Colin Traynor was deemed fit for work. He had never been able to get a job because of his frequent epileptic seizures. His appeal was upheld, but by that time Colin had died from a massive seizure – his parents say his condition was exacerbated by stress.
From Facebook posts we find a man who this week is in hospital having treatment on his injured spine – and next week he will hear whether his appeal has been successful.
Another woman posts that she had her eighth heart attack on the way from the test centre to the taxi rank. During the test the doctor said the blood pressure machine must be broken, because “you look fine”. The women got home from hospital 10 days later to find she had been deemed fit for work and her benefits stopped.
Last year, 1,100 people who failed the test never managed to get a job because they died.
Remember it was a Labour government that replaced incapacity benefit and income support for new claimants with Employment Support Allowance in 2008. And Labour will continue the attack on welfare if it wins the next election.

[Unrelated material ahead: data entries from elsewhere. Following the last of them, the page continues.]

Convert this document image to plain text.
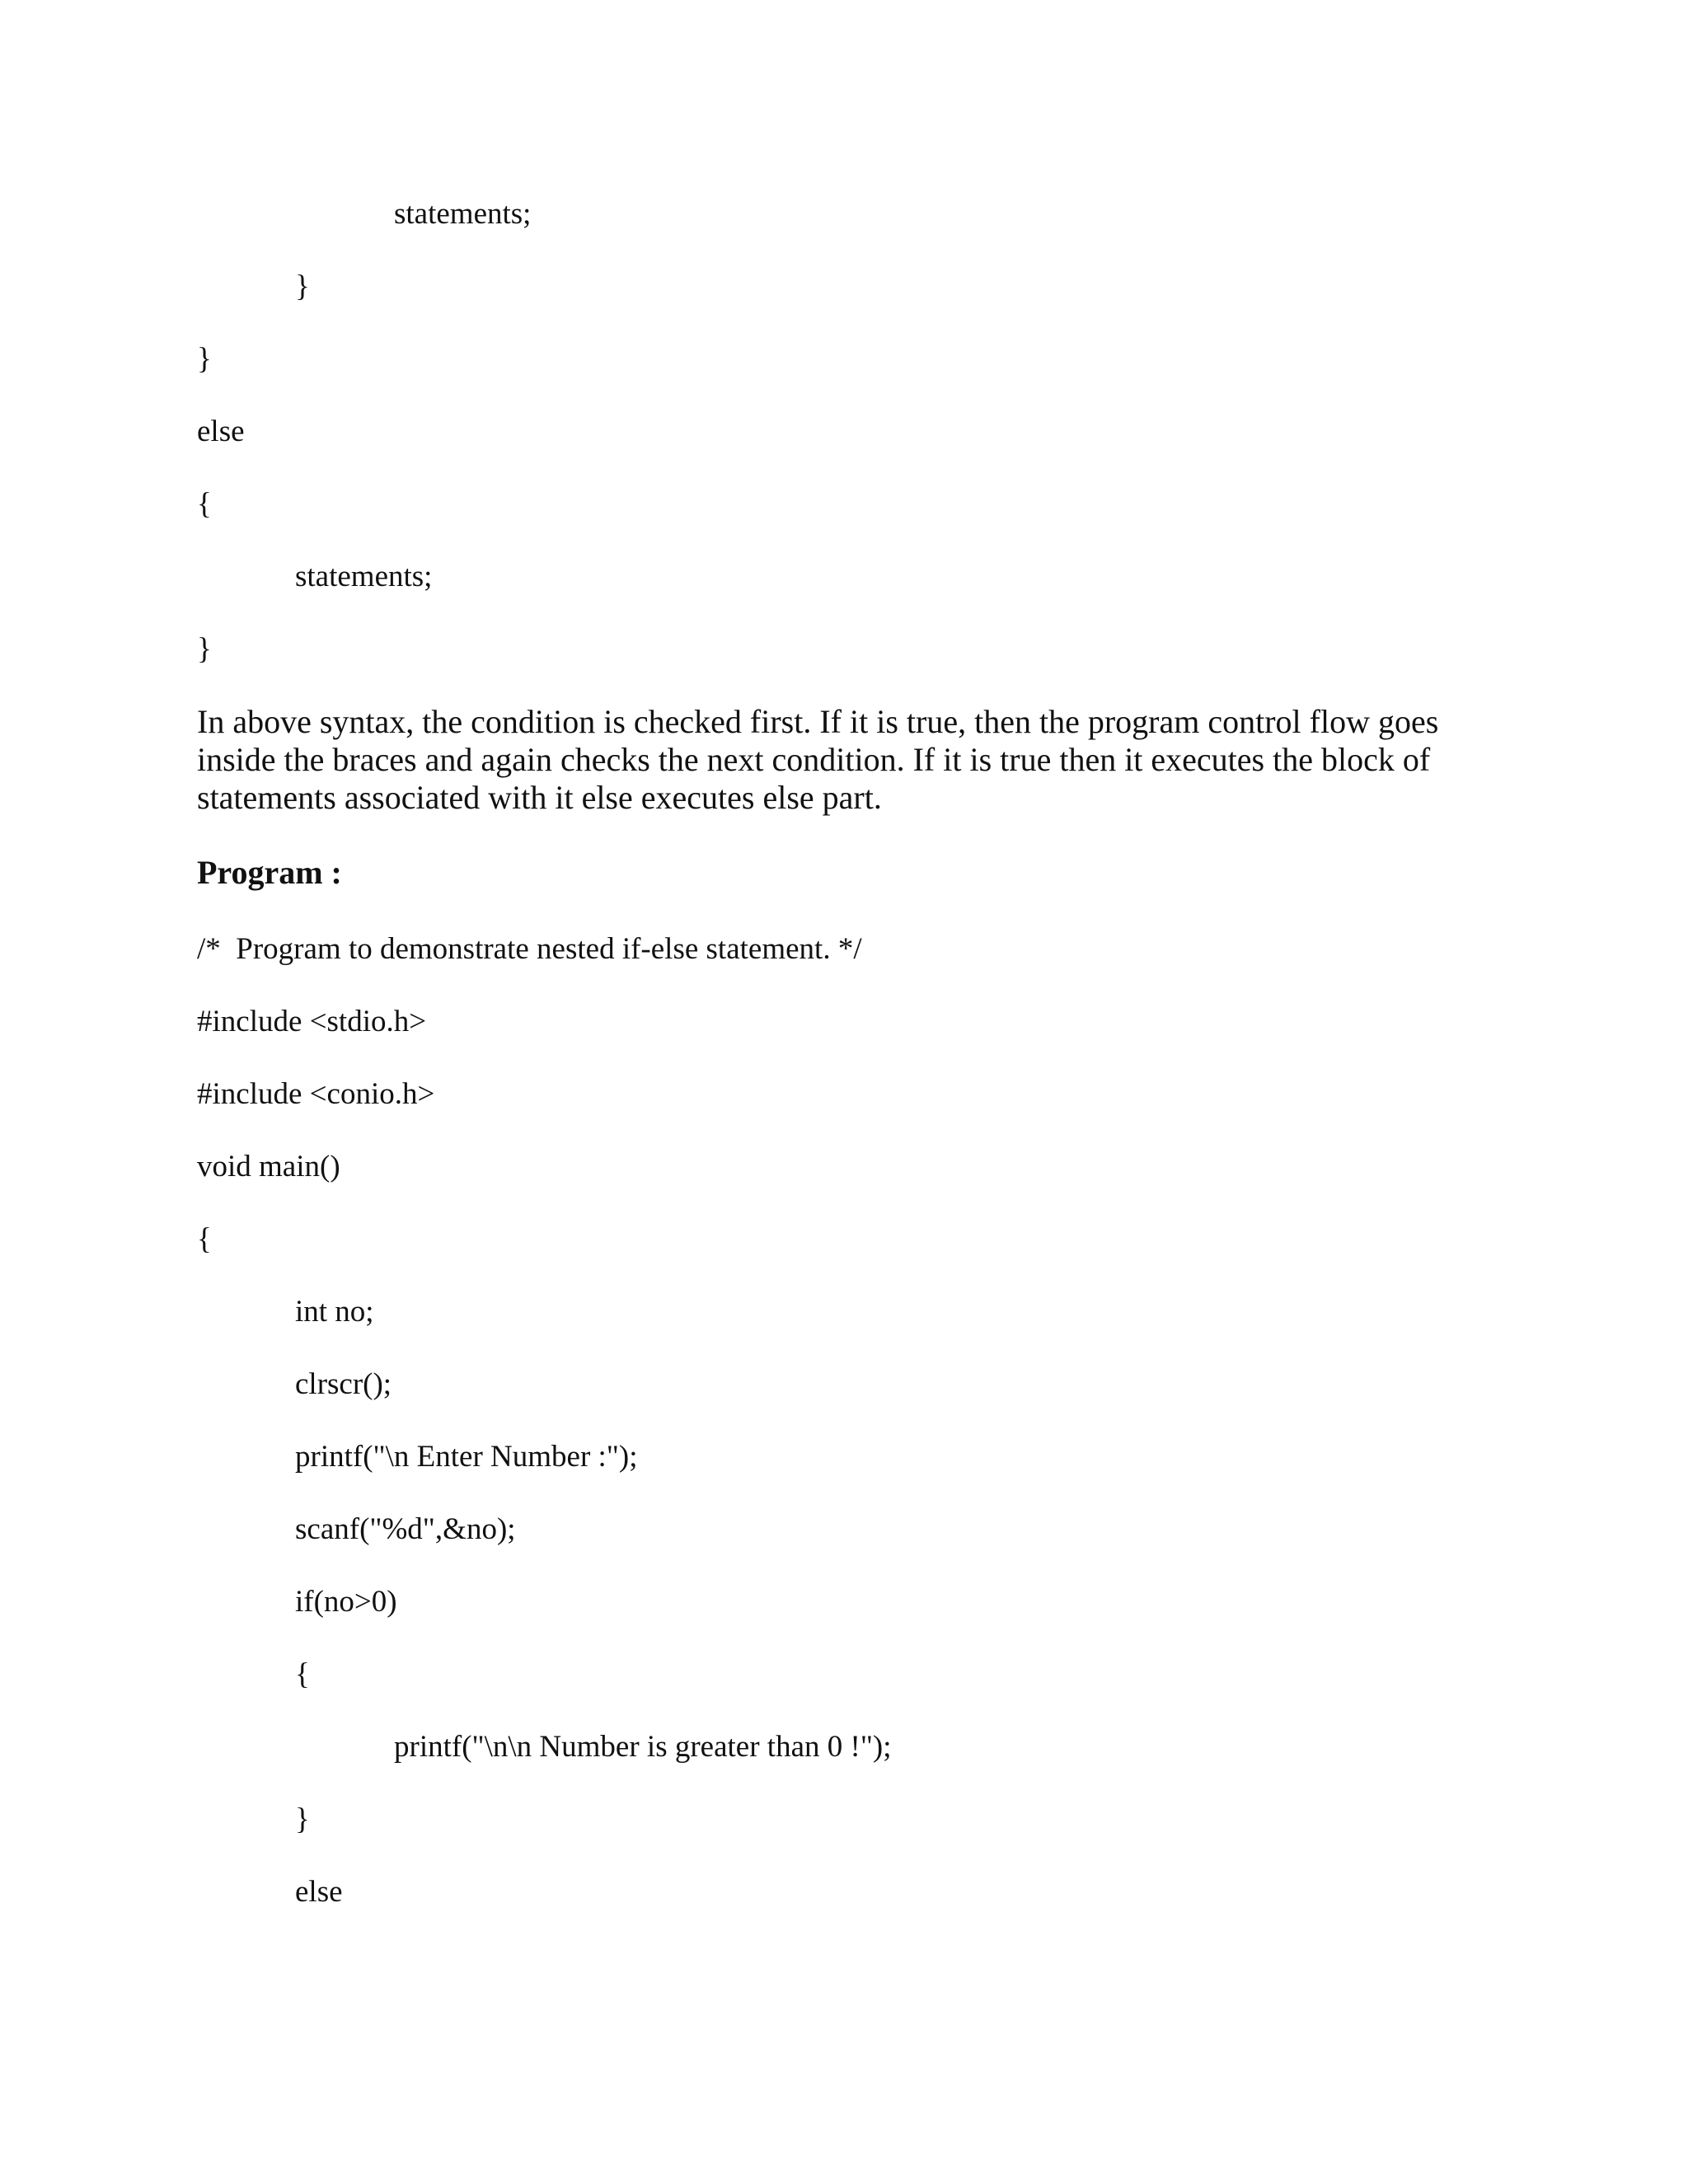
statements;

}

}

else

{

statements;

}

In above syntax, the condition is checked first. If it is true, then the program control flow goes inside the braces and again checks the next condition. If it is true then it executes the block of statements associated with it else executes else part.

Program :

/*  Program to demonstrate nested if-else statement. */

#include <stdio.h>

#include <conio.h>

void main()

{

int no;

clrscr();

printf("\n Enter Number :");

scanf("%d",&no);

if(no>0)

{

printf("\n\n Number is greater than 0 !");

}

else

Communities need to unite to defend people from these cruel tests. But the truth is that even a universal boycott – people refusing to go, DWP staff refusing to implement the decisions – will not prevent the government from forging ahead, though action on this issue by benefits and health professionals is long overdue.
We need to make a political change, to a democratic society where every citizen is supported to make the best of their life, to contribute what they can, and everyone receives enough of society’s shared resources to live well. Removing the power of vulture corporations like ATOS to profit from misery would be a crucial step towards this.